36 IMPROVING THE APPLICATION OF NUCLEAR TRANSFER FOR PRODUCING NON-DOMESTIC FELIDS
M.C. Gomez A B , C.E. Pope A , L. Lyons C , A. Cole A , M. Lopez A B , C. Dumas A and B.L. Dresser A DA Audubon Center for Research of Endangered Species, New Orleans, LA, USA
B Department of Animal Sciences, Louisiana State University, Baton Rouge, LA 70803, USA
C School of Veterinary Medicine, University of California-Davis, Davis, CA 95616, USA
D Department of Biological Sciences, University of New Orleans, New Orleans, LA, USA. Email: mgomez@auduboninstitute.org
Reproduction, Fertility and Development 17(2) 168-168 https://doi.org/10.1071/RDv17n2Ab36
Submitted: 1 August 2004 Accepted: 1 October 2004 Published: 1 January 2005
Abstract
One of the most remarkable aspects of somatic cell nuclear transfer (NT) is the possibility of avoiding extinction when there are few remaining animals of a specific felid population. Previously, we produced live male African Wildcat (AWC; Felis lybica) cloned kittens using inter-species nuclear transfer (Gomez et al. 2004 Cloning and Stem Cells 6, 217–228). The production of females is a primary objective of most breeding programs. Therefore, the purpose of the present study was to determine (1) if we could produce live female AWC cloned kittens at a proportion similar to that previously demonstrated with males, and (2) if our inter-species NT technique used to produce AWC is applicable to in vitro production of another non-domestic felid species. Specifically, we evaluated the in vivo developmental competence of NT embryos derived by fusion of Black footed cat (BFC, Felis nigripes) and AWC fibroblasts with domestic cat (DSH, Felis catus) cytoplasts, after transfer into domestic cat recipients. Fibroblast cell lines were established from skin biopsies of BFC (6-year-old), and AWC (12-year-old) adult females. After at least three passages, cells were serum-starved for 5 days and injected into the perivitelline space of enucleated domestic cat oocytes. Fusion of cell-cytoplast couplets was induced by applying a 3-s AC pre-pulse of 20 V, 1 MHz, followed by two 30-μs DC pulses of 240 V/mm. Fused couplets were activated 2 to 3 h after fusion by exposure to two 60 μsec DC pulses of 120 V/mm, followed by 4 h incubation with 10 μg/mL cycloheximide and 5 μg/mL cytochalasin B. Reconstructed BFC (n = 16) and AWC (n = 536) NT Day 1 embryos were transferred by laparoscopy into the oviducts of 1 and 12 gonadotrophin-treated DSH recipients, respectively, on Day 1 after induced ovulation. Pregnancy was assessed by ultrasonography on Day 22. One cat (100%) receiving BFC NT embryos and 5 (41.6%) cats receiving AWC NT embryos became pregnant. Twenty-three AWC cloned embryos implanted and 11 kittens were born. Three BFC NT embryos implanted and the pregnancy is currently ongoing. AWC cloned kittens were phenotypically and genetically identical to their somatic cell donor. Their clonal identity was assessed by multiplex PCR amplification of 20 microsatellite markers, including seven markers that are known to be on the X chromosome.

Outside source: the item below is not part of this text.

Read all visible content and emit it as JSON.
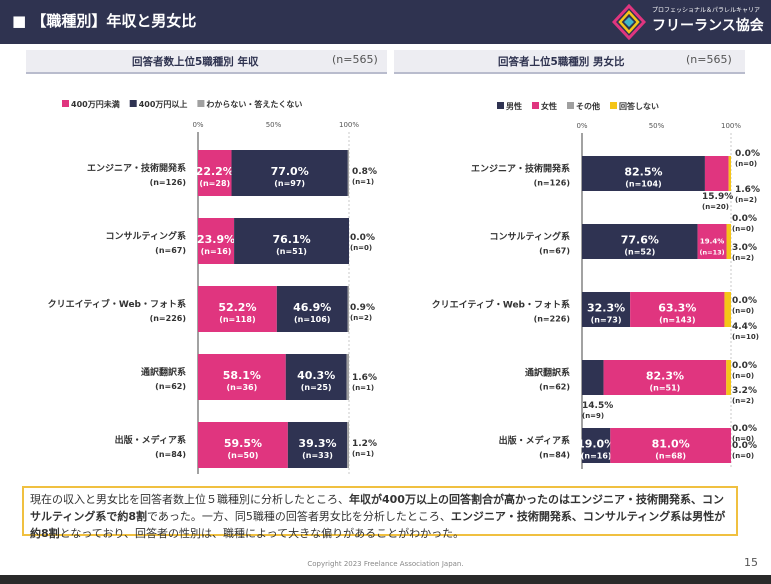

In summary, these results indicate that female AWC cloned kittens can be produced and BFC pregnancy can be established in domestic cat recipients. The embryo implantation rate and viability of AWC female cloned embryos was higher than that observed after the transfer of AWC male cloned embryos. The difference may be due to improvements in the NT procedure, rather than to differences in the sex of the cell lines.